ESCO 2.0
In June 2005, the GAO released a report, “Energy Savings: Performance Contracts Offer Benefits, But Vigilance Is Needed To Protect Government Interests.” The Office of the Under Secretary of Defense for Technology, Acquisition, and Logistics agreed with the GAO findings. “While these complicated contracts are structured to ensure that savings will exceed costs,” the DOD noted, “we recognize that our measurement and verification procedures must be improved to confirm estimates with actual data.” Unverified savings, often stipulated rather than proven, do not put more oil in the ground, take CO2 out of the air or reduce operating budgets
The GAO ESPC study brings into question whether or not there is sufficient data to prove that the gains delivered by ESCOs are sustainable over time. The study further questions the practice of having ESCOs monitoring and validating the performance of their own projects.
In fact, most buildings and facilities exhibit the same basic limitations with respect to energy conservation and optimum maintenance. US Federal studies show that major and minor building systems routinely fail to meet performance expectations, and these faults often go unnoticed over time. The functions of a building, the number of tenants, and the configuration of the space change over time in unanticipated manners that adversely affect the systems that control building performance.
Surprisingly, almost all buildings, building complexes, and systems inside buildings still operate in a disconnected, stand-alone manner. Proprietary systems result in buildings that needlesly waste energy. Recent studies have found that roughly 30% of LEED certified buildings perform substantially better than anticipated, while 25% perform substantially worse than anticipated. In general, LEED certified buildings perform 25-30% better than non-LEED certified buildings with regards to energy use. It is ultimately difficult or impossible for customers to construct a single integrated picture that correlates energy usage and maintenance costs to control system performance, space usage, conservation measures, and the behavior of those using the facility space.

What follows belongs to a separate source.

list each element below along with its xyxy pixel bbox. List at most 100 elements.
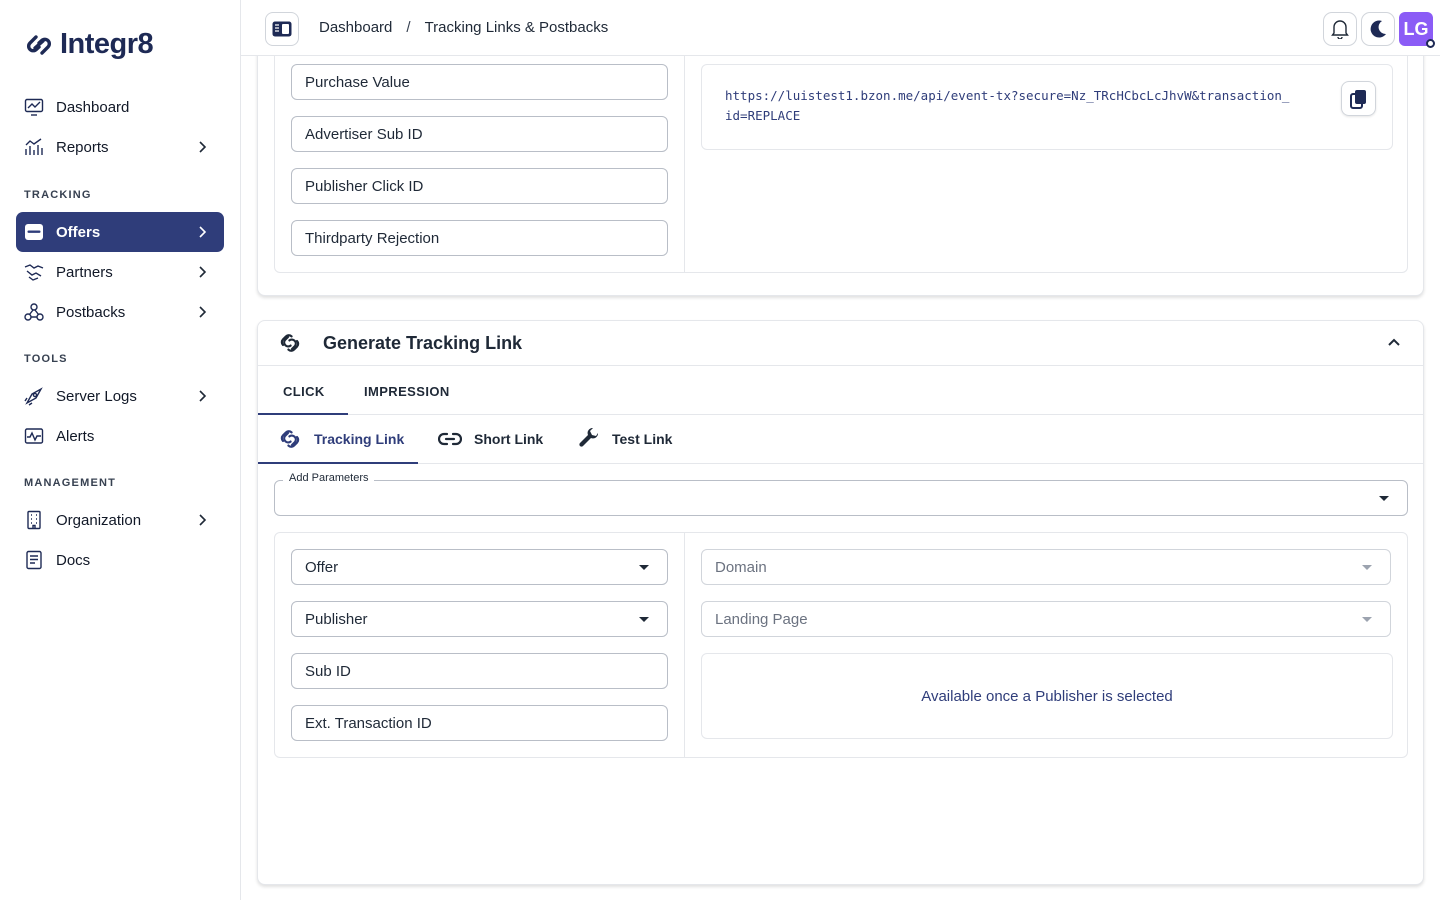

A more recent phenomenon is the concept of combining the benefits of performance contracting with the benefits of green buildings, affectionately described as green performance contracting. The reason the concept makes sense is because for green buildings, the costliest pre-requisites to meet are usually the energy efficiency requirements. The LEED rating system requires buildings to be benchmarked using the EPA EnergyStar system. The minimum score to meet the LEED prerequisites is a score of 75 or greater (meaning the building is in the top 75 percentile of benchmarked buildings). Since performance contracting attempts to find all the sources of energy waste, then a building that has gone through the performance contracting process should meet the LEED prerequisite.
Green performance contracting can be used to achieve sustainability goals in new building design and construction as well as in existing buildings. New Buildings: Higher-efficiency choices are compared to the modeled performance of the as-designed less-efficient building. Applying performance contracting to buildings being designed and built is the perfect cure for pressure to “value engineer” the efficiency and sustainability out of new buildings as they are designed. In new buildings, performance contracting bridges the gap between the first-cost and life-cycle-cost perspectives by using long-term energy savings to pay for the incremental first-cost of high-efficiency measures.

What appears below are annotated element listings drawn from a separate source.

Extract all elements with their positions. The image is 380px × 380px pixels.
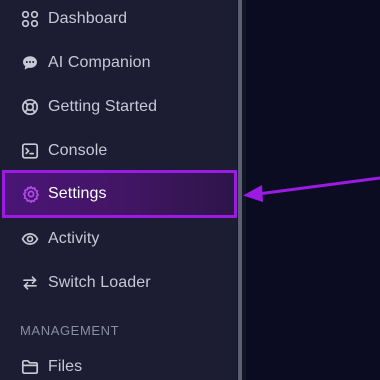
sidebar-resize-handle[interactable] (238, 0, 242, 380)
app-window: Dashboard AI Companion Getting Started C… (0, 0, 380, 380)
swap-arrows-icon (23, 276, 37, 290)
terminal-icon (21, 143, 39, 159)
section-heading-management: MANAGEMENT (20, 323, 120, 338)
sidebar-item-label: Settings (48, 185, 107, 202)
sidebar: Dashboard AI Companion Getting Started C… (0, 0, 237, 380)
sidebar-item-dashboard[interactable]: Dashboard (0, 0, 236, 39)
sidebar-item-label: Getting Started (48, 98, 158, 115)
sidebar-item-activity[interactable]: Activity (0, 219, 236, 259)
chat-bubble-icon (23, 56, 37, 70)
sidebar-item-getting-started[interactable]: Getting Started (0, 87, 236, 127)
dashboard-grid-icon (21, 10, 39, 28)
sidebar-item-settings[interactable]: Settings (2, 170, 237, 218)
sidebar-item-label: Console (48, 142, 108, 159)
sidebar-item-label: AI Companion (48, 54, 151, 71)
eye-icon (21, 233, 39, 245)
lifebuoy-icon (21, 98, 39, 116)
sidebar-item-label: Activity (48, 230, 100, 247)
sidebar-item-ai-companion[interactable]: AI Companion (0, 43, 236, 83)
folder-icon (21, 359, 39, 375)
gear-icon (22, 185, 40, 203)
main-content (246, 0, 380, 380)
sidebar-item-label: Files (48, 358, 83, 375)
sidebar-item-label: Switch Loader (48, 274, 151, 291)
sidebar-item-switch-loader[interactable]: Switch Loader (0, 263, 236, 303)
sidebar-item-label: Dashboard (48, 10, 128, 27)
sidebar-item-files[interactable]: Files (0, 347, 236, 380)
sidebar-item-console[interactable]: Console (0, 131, 236, 171)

Existing buildings: Green performance contracting provides a mechanism for implementing and financing the building’s efficiency and sustainability upgrades, including improved operations. Achieving sustainable building performance in existing buildings can be done at reasonable costs. If needed, system or building upgrades can be spread out over time and implemented when capital dollars become available.

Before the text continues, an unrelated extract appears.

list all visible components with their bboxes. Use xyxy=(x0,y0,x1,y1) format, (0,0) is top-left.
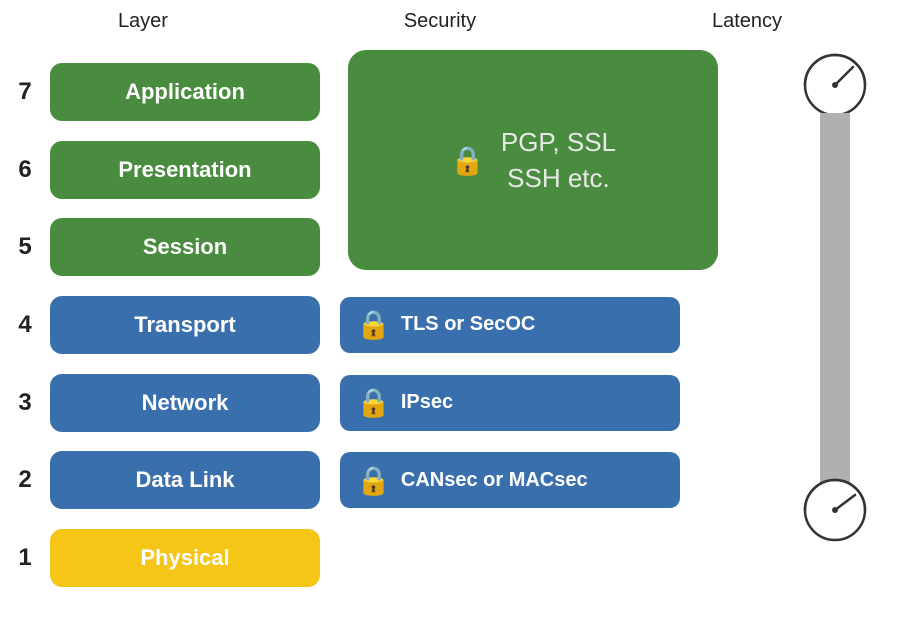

Green performance contracting provides comprehensive integrated solutions to a wide variety of building, site and infrastructure improvements, and it allows building owners to pay for these building sustainability improvements, including capital improvements or renewable energy, with funds in the organization’s expense budget.
The result is a better performing building along with all the public relations and marketing benefits of green buildings.